Rating: ★ ★ ★ ☆ ☆
Date Read: August 21 to 23, 2014
Read Count: 1
Recommended for: no one, unless you’re really really curious
This is a hard one. While I liked it and found it interesting, I’m not sure anyone else would because this book is the very definition of gimmick and novelty item. Evidence: the packaging (it comes in a wooden box with metal latches, need I say more?). More evidence: there’s interesting needlework on the inside. Even more evidence: the original price and number of books printed (only 1,000). I should hate it for this alone, but I don’t because it’s quirky and sort of cute, like an inside joke.
Mark Danielewski’s books cannot be read on ereaders. Well, you can but you’re missing the point because he purposely makes his books not suitable for machines–how very postmod of him, no? But I would say that that’s because he goes out of his way to make you feel the words while consuming the story and make you an active participant, instead of a passive observer.

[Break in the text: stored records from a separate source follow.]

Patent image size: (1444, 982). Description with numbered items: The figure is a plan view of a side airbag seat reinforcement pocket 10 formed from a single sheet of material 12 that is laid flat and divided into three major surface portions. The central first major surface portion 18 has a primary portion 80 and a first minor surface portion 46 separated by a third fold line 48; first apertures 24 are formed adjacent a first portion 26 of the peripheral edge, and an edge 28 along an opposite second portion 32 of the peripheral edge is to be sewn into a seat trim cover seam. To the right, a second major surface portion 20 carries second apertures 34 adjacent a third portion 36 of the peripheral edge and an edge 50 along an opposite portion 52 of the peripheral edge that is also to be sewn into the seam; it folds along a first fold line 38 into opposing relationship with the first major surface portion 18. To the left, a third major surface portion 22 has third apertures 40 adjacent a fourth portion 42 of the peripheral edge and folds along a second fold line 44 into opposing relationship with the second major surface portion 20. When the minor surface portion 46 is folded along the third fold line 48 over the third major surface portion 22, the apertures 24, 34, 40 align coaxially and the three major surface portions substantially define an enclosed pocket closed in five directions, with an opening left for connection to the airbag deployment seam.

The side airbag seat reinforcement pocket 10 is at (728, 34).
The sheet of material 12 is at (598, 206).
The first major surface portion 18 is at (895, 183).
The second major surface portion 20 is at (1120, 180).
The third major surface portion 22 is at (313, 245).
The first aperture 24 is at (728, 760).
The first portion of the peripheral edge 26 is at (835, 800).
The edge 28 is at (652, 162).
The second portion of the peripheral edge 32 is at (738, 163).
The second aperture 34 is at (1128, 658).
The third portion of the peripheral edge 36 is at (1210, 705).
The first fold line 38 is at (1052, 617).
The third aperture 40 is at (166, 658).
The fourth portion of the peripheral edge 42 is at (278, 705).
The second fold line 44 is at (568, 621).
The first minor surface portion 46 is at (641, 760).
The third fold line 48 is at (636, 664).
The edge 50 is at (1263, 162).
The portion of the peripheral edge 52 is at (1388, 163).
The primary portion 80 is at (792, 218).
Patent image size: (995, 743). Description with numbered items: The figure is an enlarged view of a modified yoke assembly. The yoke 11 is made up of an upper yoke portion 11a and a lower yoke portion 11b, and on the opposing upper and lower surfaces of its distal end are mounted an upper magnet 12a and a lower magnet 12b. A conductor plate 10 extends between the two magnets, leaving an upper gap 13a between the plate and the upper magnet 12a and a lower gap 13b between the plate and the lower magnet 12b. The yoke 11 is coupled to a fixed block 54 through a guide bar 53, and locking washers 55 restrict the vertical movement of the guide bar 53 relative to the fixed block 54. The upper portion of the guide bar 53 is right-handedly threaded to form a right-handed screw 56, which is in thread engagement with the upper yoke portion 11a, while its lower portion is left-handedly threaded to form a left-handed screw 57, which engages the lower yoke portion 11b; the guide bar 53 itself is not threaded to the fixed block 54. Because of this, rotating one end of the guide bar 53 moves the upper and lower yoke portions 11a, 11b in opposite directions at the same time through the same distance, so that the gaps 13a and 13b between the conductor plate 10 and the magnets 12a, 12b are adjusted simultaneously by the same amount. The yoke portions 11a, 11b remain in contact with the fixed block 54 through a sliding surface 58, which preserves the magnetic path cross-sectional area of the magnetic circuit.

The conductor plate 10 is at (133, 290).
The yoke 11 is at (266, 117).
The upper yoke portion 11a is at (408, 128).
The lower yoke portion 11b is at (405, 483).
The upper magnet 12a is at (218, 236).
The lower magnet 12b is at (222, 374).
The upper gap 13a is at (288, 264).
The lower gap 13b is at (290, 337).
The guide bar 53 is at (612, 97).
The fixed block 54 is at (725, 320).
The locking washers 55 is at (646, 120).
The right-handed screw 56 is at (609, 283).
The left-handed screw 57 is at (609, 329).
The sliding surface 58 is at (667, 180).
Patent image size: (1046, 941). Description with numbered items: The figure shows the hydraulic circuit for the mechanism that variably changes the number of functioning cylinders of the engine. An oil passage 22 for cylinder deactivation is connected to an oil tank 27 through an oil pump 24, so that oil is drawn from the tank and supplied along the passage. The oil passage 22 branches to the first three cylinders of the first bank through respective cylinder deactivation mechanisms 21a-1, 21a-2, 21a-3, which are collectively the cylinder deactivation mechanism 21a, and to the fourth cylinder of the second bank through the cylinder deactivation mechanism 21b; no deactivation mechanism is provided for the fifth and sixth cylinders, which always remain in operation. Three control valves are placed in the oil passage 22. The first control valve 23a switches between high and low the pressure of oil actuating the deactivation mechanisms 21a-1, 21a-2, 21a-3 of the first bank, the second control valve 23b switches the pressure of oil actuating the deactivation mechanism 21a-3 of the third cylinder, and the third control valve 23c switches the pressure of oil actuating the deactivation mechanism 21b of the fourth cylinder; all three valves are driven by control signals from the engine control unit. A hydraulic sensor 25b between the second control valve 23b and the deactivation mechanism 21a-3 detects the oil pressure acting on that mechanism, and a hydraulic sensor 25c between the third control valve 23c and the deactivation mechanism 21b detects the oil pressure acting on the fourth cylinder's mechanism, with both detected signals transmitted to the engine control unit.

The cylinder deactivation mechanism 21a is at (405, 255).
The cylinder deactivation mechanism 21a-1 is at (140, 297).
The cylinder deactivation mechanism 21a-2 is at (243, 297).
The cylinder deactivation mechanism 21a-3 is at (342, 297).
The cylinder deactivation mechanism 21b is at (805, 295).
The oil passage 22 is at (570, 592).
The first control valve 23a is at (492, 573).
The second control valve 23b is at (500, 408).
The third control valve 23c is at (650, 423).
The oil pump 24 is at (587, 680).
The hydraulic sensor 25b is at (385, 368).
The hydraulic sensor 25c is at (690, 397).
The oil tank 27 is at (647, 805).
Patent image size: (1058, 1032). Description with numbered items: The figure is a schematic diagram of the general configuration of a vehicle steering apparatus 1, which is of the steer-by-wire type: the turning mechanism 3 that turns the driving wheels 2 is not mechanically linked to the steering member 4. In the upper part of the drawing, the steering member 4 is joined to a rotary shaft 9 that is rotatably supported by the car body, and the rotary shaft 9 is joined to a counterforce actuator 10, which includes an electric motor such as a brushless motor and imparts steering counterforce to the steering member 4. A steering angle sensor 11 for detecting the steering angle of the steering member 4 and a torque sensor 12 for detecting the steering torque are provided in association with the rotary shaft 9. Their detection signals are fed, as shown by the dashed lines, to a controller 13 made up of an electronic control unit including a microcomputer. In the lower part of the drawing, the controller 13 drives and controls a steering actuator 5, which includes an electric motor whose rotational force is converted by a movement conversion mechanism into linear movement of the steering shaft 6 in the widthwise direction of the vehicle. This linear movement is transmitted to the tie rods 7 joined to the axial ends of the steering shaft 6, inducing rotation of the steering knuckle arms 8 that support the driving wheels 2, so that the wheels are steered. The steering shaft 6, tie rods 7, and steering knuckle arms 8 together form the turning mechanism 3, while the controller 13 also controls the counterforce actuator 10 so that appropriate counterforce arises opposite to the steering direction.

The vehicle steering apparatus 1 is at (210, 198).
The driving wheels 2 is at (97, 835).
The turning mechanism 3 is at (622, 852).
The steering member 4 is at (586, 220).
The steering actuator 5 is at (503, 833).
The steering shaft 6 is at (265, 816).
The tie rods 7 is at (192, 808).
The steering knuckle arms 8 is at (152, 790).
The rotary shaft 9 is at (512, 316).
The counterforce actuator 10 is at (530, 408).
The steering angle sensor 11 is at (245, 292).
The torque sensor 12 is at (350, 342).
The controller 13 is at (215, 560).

Like House of Leaves, The Fifty Year Sword experiments with typography, colors, line breaks, and other empty spaces to tell an urban legend style tale that takes after oral fable traditions.
The story starts with a mysterious guest, who’s also the unnamed narrator, attending an annual Halloween birthday party, and this year it’s in honor of a woman named Belinda Kite. The unnamed narrator meets another woman in attendance, a sullen looking woman, Chintana. She reveals that she’s going through a divorce and that Belinda Kite is her husband’s mistress, and that if she’d known about the guest of honor, she wouldn’t have come.
The narrator then begins to tell Chintana and all the children gathering around him a story about the gift he brought which is kept in a long black box marked T50YS. He had to travel all across the world from The Valley of Salt through The Forest of Falling Notes through the Mountain of Manyone Paths to meet a Man With No Arms who made swords that could kill impossible things, like ideas, seasons, and whole countries. The narrator spins more tales of his adventures and how he came to retrieve the content in the box, which he reveals at the end of the story to be just a sword hilt.
Belinda Kite doesn’t appreciate the narrator’s tales or that he’s taking up everybody’s time and attention, so she takes the sword hilt and, to prove that the tales are nonsense, she makes slashes with it all across her body. Nothing happens…yet. The sword is called The Fifty Year Sword for a reason, and this year just happens to be Belinda Kite’s 50th birthday.